Eleora terus saja memaksa bahwa mengenai ini dia harus pulang.

"Baik jika ini mau kamu, ya ibu sama sekali tidak bisa memaksa."

"Terima kasih, bu. Terima kasih sekali."

"Tapi, tapi ingat baik-baik."

"Apa , bu?"

"Kamu tidak ikut mapel sampai nanti pulang, ya kamu harus istirahat di UKS. Satu lagi kamu harus dijagain saya."

"Aduh, bu Candra ini sukanya bikin Eleora penasaran dan deg-degan. Ya baiknya ibu saja."

Sedikit menunggu proses pulang telah membuat dokter pun masuk ke dalam lagi menemuinya.

Dokter mengatakan jika hasil laboratorium bisa diambil nanti sore.

Mengambil kesempatan ini ia tidak mau masalah di kelurganya kian bertambah.
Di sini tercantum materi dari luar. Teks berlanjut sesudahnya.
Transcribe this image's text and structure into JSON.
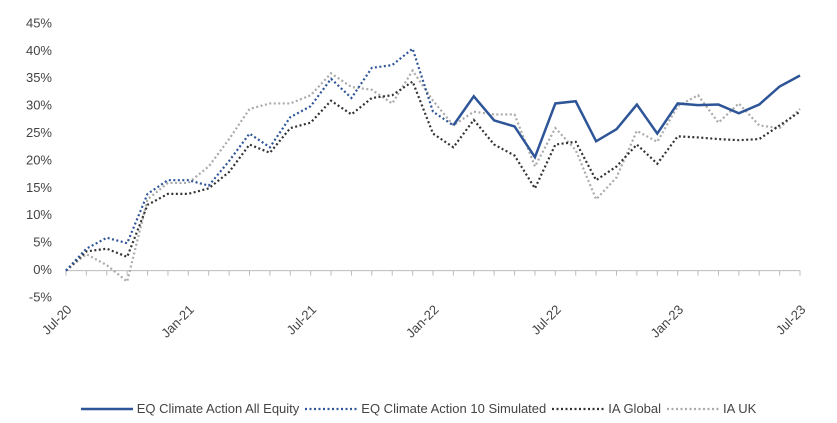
{
  "chart_data": {
    "type": "line",
    "categories": [
      "Jul-20",
      null,
      null,
      null,
      null,
      null,
      "Jan-21",
      null,
      null,
      null,
      null,
      null,
      "Jul-21",
      null,
      null,
      null,
      null,
      null,
      "Jan-22",
      null,
      null,
      null,
      null,
      null,
      "Jul-22",
      null,
      null,
      null,
      null,
      null,
      "Jan-23",
      null,
      null,
      null,
      null,
      null,
      "Jul-23"
    ],
    "ylim": [
      -5,
      45
    ],
    "yticks": [
      {
        "value": -5,
        "label": "-5%"
      },
      {
        "value": 0,
        "label": "0%"
      },
      {
        "value": 5,
        "label": "5%"
      },
      {
        "value": 10,
        "label": "10%"
      },
      {
        "value": 15,
        "label": "15%"
      },
      {
        "value": 20,
        "label": "20%"
      },
      {
        "value": 25,
        "label": "25%"
      },
      {
        "value": 30,
        "label": "30%"
      },
      {
        "value": 35,
        "label": "35%"
      },
      {
        "value": 40,
        "label": "40%"
      },
      {
        "value": 45,
        "label": "45%"
      }
    ],
    "series": [
      {
        "name": "EQ Climate Action All Equity",
        "color": "#2e5597",
        "style": "solid",
        "values": [
          null,
          null,
          null,
          null,
          null,
          null,
          null,
          null,
          null,
          null,
          null,
          null,
          null,
          null,
          null,
          null,
          null,
          null,
          null,
          26.5,
          31.8,
          27.4,
          26.3,
          20.7,
          30.5,
          30.9,
          23.6,
          25.8,
          30.3,
          25,
          30.5,
          30.2,
          30.3,
          28.7,
          30.3,
          33.6,
          35.6
        ]
      },
      {
        "name": "EQ Climate Action 10 Simulated",
        "color": "#2e5597",
        "style": "dotted",
        "values": [
          0,
          4,
          6,
          5,
          14,
          16.5,
          16.5,
          15.5,
          20,
          25,
          22.5,
          28,
          30,
          35,
          31.5,
          37,
          37.5,
          40.5,
          29,
          26.5,
          null,
          null,
          null,
          null,
          null,
          null,
          null,
          null,
          null,
          null,
          null,
          null,
          null,
          null,
          null,
          null,
          null
        ]
      },
      {
        "name": "IA Global",
        "color": "#333333",
        "style": "dotted",
        "values": [
          0,
          3.5,
          4,
          2.5,
          12,
          14,
          14,
          15,
          18,
          23,
          21.5,
          26,
          27,
          31,
          28.5,
          31.5,
          32,
          34.5,
          25,
          22.5,
          27.5,
          23,
          21,
          15,
          23,
          23.5,
          16.5,
          19,
          23,
          19.5,
          24.5,
          24.3,
          24,
          23.8,
          24,
          26.5,
          29
        ]
      },
      {
        "name": "IA UK",
        "color": "#aaaaaa",
        "style": "dotted",
        "values": [
          0,
          3,
          1,
          -2,
          13,
          16,
          16,
          19,
          24,
          29.5,
          30.5,
          30.5,
          32,
          36,
          33.5,
          33,
          30.5,
          36.5,
          31,
          26.5,
          29,
          28.5,
          28.5,
          19,
          26,
          22,
          13,
          17,
          25.5,
          23.5,
          30,
          32,
          27,
          30.5,
          26.5,
          26,
          29.5
        ]
      }
    ]
  }
}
Ada kerasahan yang menyelinap seketika semakin bertambah ketika kedua orang tuanya sedang tidak baik.

Tak mudah bagi Eleora untuk menceritakan ia pun hanya kembali memberikan senyum.

"Benar-benar persis dengan anak saya, dia selalu tersenyum ketika menghadapi orang lain."

"Dokter bisa saja, tapi terima kasih atas informasinya."

"Iya, sama-sama. Ingat, nanti sore saya tunggu bersama dengan orang tua kamu datang."

"Baik dokter, saya akan datang dengan orang tua saya."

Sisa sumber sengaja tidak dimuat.